I just smiled hearing my mother-in-law


but a little worried about his current condition


tock.tok...


"this race is mas, can you enter?"


there was no sound I thought maybe he would not want to see me again after what he saw.I had little doubt my feet began to step away from the tightly shut door of the room.


but suddenly the door shifted and showed a figure that I missed these two days.his face was so pale there was no smile and no spoiled voice he anymore


this heart is so broken when my beloved wife is so hurt.


without a sound he went back in and opened the door of the room opened.I stepped my foot closer to him.

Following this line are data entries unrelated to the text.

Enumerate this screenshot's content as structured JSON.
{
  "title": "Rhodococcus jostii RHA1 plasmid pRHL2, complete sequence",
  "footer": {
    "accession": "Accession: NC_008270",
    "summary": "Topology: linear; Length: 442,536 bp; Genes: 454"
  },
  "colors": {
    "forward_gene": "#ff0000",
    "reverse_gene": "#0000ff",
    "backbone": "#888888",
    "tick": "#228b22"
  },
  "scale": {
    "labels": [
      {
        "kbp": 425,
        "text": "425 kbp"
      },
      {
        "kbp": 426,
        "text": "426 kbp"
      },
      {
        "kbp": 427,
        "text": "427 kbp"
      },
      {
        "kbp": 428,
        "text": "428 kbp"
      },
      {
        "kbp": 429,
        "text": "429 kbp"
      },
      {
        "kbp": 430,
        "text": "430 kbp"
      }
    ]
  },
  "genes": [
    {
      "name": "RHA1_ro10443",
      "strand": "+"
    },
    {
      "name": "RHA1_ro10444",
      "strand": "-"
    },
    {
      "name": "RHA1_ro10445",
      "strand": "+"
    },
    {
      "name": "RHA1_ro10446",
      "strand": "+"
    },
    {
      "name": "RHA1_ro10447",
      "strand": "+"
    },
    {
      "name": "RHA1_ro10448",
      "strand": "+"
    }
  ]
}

"mas knows you're still angry, but mas here want to see the condition of you and our future child, said his mother this morning very fussy huh?"


still


I approached and rubbed the stomach is still flat.I tried to touch her even though she did not look at me with love


"sad don't be fussy pity mama son.well in there yes son, pray father let mama love me again same father"


I hugged her stomach I felt how much I missed you but circumstances that did not allow her to return a hug.


cup


"thank you for allowing him to hug our future children, pamit pamit ya race"


barrel


maybe this is just a baby, when my heart came suddenly happy even very happy..


but the happiness was gone when I did not remember the events that had happened.


he was trying to meet and this heart was really longing


when she wanted to step away from my room I tried to make peace with my heart.


I saw the face that I had longed for her warm smile was still the same as it had warmed my heart.


I was still silent, unable to say a word and unable to look at him.


when she hugged the baby in the womb I wanted it to feel like I was touching you, but I said I didn't want to touch her until she hugged me so tightly so warm


I wanted to return his embrace but this heart still hurts


there was a sense of unwillingness when he left me when he started to move away from these tears and fell ill to see our loved ones leave.


forgive mama son, you're too egotistical ???